Sephardic Chocolate and Almond Cake
I've had Chantal Coady's book Real Chocolate on my shelf for almost a year now, but I only began dipping into it recently. What sparked it off was my friend Angie's search for a "baked chocolate mousse cake" recipe, which another friend had made for her. Despite Angie's many pleas, he refused to share the recipe. In my book, such selfishness when it comes to food is simply unacceptable, so I made it my mission to find Angie that recipe, which turned out to be a pretty easy task.
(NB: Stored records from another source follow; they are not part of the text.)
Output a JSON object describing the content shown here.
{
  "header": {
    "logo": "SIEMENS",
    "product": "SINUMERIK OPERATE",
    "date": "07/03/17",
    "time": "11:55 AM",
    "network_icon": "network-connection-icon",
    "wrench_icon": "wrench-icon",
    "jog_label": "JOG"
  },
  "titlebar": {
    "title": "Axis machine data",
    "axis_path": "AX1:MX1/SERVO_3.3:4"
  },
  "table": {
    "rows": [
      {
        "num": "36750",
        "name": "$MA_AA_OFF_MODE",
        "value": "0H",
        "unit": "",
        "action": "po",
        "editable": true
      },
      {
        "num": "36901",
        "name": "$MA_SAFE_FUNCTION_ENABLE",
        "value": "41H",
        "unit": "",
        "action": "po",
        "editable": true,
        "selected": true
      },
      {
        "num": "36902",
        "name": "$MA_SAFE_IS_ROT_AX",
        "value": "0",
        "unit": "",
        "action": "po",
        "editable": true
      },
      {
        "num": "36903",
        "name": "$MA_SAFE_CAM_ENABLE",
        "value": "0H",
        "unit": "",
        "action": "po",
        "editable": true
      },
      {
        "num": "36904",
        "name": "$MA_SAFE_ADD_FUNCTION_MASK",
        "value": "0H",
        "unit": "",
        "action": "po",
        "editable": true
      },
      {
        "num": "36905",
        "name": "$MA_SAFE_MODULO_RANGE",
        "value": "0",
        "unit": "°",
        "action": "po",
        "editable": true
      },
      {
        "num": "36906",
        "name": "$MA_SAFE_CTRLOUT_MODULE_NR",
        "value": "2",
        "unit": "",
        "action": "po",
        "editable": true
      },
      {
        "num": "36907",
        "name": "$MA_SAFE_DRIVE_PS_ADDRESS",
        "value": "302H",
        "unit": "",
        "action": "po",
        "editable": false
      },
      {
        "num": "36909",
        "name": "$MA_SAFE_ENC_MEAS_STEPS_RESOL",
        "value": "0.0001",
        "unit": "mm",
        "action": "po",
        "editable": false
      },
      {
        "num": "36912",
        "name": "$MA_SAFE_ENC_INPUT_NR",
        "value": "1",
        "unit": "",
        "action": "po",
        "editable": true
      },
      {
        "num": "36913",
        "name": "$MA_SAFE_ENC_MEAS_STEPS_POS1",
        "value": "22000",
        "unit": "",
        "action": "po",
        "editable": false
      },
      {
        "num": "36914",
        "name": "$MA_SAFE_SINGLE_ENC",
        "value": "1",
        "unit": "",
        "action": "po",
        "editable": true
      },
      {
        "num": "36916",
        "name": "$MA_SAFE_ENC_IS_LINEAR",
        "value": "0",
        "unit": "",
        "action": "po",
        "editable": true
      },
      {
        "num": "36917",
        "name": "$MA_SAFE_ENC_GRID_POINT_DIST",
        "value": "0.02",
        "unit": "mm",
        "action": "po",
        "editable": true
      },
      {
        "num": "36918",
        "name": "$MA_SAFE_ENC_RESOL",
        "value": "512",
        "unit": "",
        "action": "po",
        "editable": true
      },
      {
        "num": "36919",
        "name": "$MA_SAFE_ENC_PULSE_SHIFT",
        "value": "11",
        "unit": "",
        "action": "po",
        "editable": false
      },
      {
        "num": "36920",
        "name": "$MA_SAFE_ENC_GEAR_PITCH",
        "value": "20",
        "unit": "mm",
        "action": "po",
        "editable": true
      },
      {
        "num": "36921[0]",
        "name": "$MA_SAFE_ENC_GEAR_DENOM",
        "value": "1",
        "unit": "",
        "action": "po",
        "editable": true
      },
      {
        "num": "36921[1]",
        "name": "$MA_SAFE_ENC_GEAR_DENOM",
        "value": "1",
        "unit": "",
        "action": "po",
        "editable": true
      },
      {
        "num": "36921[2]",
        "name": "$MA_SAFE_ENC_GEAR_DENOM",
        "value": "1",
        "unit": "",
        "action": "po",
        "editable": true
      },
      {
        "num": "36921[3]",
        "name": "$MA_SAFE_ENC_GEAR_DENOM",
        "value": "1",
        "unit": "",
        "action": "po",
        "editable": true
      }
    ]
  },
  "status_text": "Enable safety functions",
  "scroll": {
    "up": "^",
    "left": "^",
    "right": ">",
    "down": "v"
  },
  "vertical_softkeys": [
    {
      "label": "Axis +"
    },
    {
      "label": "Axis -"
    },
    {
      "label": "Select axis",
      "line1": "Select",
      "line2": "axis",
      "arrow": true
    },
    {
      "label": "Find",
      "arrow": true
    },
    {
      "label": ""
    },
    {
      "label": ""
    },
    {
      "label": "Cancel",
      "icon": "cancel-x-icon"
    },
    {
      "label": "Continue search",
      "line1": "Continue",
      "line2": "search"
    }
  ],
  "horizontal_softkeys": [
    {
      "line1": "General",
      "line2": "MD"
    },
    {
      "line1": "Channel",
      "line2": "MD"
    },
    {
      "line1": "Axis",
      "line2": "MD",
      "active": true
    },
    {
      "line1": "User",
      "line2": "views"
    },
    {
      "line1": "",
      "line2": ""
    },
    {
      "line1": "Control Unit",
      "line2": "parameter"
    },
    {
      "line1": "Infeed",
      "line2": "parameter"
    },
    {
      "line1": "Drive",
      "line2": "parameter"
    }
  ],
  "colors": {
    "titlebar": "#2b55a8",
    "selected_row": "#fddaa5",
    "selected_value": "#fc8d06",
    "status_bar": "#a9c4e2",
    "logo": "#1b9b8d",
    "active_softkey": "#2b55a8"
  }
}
Once she was done describing it, I was pretty sure Angie was referring to the famous River Cafe Chocolate Nemesis. I haven't had the pleasure of tasting the original, but I've heard and read plenty about it. While I don't own a River Cafe cookbook, I remembered seeing the recipe in Real Chocolate. According to Ms Coady -- who owns the celebrated Rococo Chocolates in London and co-founded the Chocolate Society -- she thought the original Chocolate Nemesis to be (while deliciously sublime), a tad too sweet and buttery. So she tweaked the recipe for her book with the blessing of The River Cafe's owners. I am pleased to report that our rendition of Ms Coady's River Cafe Chocolate Nemesis Revisited was a success -- moist, soft, decadently chocolatey, but not too sweet. Unfortunately I didn't have a camera on hand that day and so couldn't take a picture. I'll try to post one next time I make it.
Today, feeling in the mood for chocolate again (oh, alright, I'm always in the mood for chocolate), I decided to attempt Ms Coady's recipe for the Sephardic Chocolate and Almond Cake. A variation of Claudia Roden's recipe, the dense cake is rich with almond meal and the best quality dark chocolate (I used Valrhona 70%, although I think something stronger -- 75% to 80% -- wouldn't be bad either). Dusted with cocoa, it is the perfect, decadent slice of tea cake that will satiate any chocolate craving in a flash.